Shard



Shard is an RTS AI for the spring engine. Based on a mix of C++ and lua, it is the official AI of the game Evolution RTS, and the successor of the NTai project. Here is a video showing 4 humans being defeated by 4 Shard AIs ( these humans represent the creator of the game and several experienced players struggling ):

https://www.youtube.com/watch?v=MCeJeCuM4N8

Shards strategy is to expand quickly and attack as often as possible in larger numbers.

Shard supports multiple games, and has the potential to support multiple game engines. It does this by abstracting away the engine differences, and providing a common API to an isolated Lua scripting environment. This also allows game developers to build and extend their own AIs without learning C++

Designing Shard

Having had a previous open source AI project, I analysed the usage by the developer community of my previous AI and the competition, listing the strengths and weaknesses in performance and functionality. I then devised a basic architecture involving individual modules that took care of attack, construction for individual units (e.g. tanks and planes), created UML diagrams, and discussed with experienced professors and colleagues.

Having selected a target game and approached the content developer to cooperate with optimising performance, I set about constructing the AI. I worked iteratively releasing an internal build on a regular basis to improve performance and add features. Once it was feature complete, I made a public release and continued iterating to improve performance. For example, new behaviours were added such as builders constructing defence turrets when under attack.

Engine Abstraction and Multiple Games

A major issue at the time was that the game engine being used had a scripted environment to implement arbitrary game rules, rules the existing AIs could not see. This inflexibility resulted in a lot of games being unsupported. I identified this issue at an early stage and switched from a static C++ AI to a hybrid AI, by exposing a lua scripting environment for game developers to extend.

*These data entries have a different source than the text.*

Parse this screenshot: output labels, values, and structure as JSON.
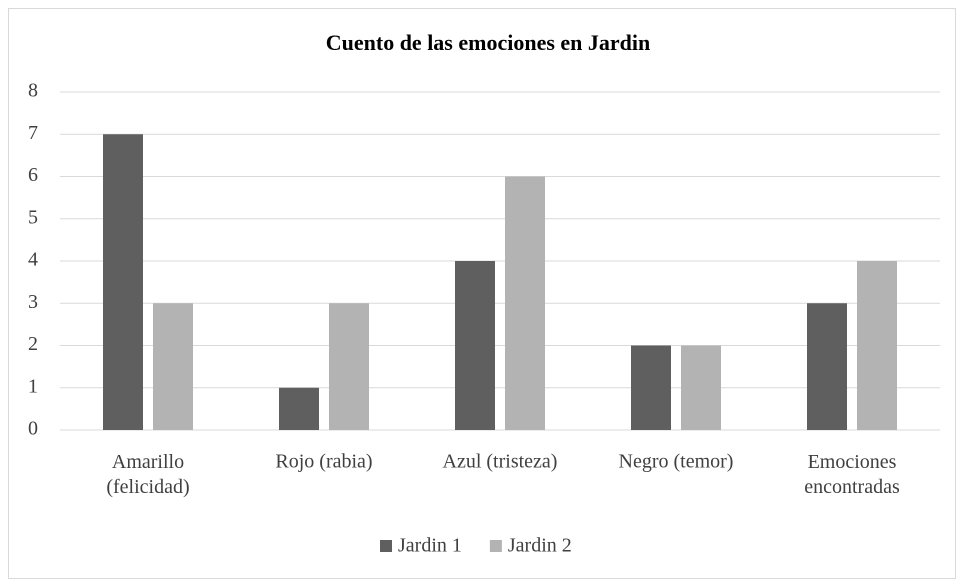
{
  "chart_data": {
    "type": "bar",
    "title": "Cuento de las emociones en Jardin",
    "categories": [
      "Amarillo\n(felicidad)",
      "Rojo (rabia)",
      "Azul (tristeza)",
      "Negro (temor)",
      "Emociones\nencontradas"
    ],
    "series": [
      {
        "name": "Jardin 1",
        "color": "#5f5f5f",
        "values": [
          7,
          1,
          4,
          2,
          3
        ]
      },
      {
        "name": "Jardin 2",
        "color": "#b3b3b3",
        "values": [
          3,
          3,
          6,
          2,
          4
        ]
      }
    ],
    "ylim": [
      0,
      8
    ],
    "yticks": [
      0,
      1,
      2,
      3,
      4,
      5,
      6,
      7,
      8
    ],
    "grid": true,
    "legend": "bottom"
  }
}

The wrapper abstracted the engine, making possible multi-platform AIs, and allowed content authors to implement unique routines needed for their particular game that other AIs could not handle. Bindings between the two languages were auto-generated using SWIG during the build process to save time, minimise human error and allow other languages such as javascript, python and PHP to be supported in the future.

QA & Testing

Due to the nature of the problem unit testing could never address everything the AI needed to do. While it was possible to test the issuing of orders, it was difficult to test the higher level logic for every case. To ensure the AI performed correctly and to a high standard, I created an automated testing script. The testing process repeatedly started a game between my AI, and one of several rival AIs that was known to work. The two would then play the game to conclusion and the winner logged to a spreadsheet.

When errors in my AI were logged, fixes were applied and testing was restarted. Performance was calculated as a ratio of wins to losses against the rival AIs, with a 100% win rate being the desirable outcome. Each test involved 200 games, employing several rival AIs within several distinct game environments.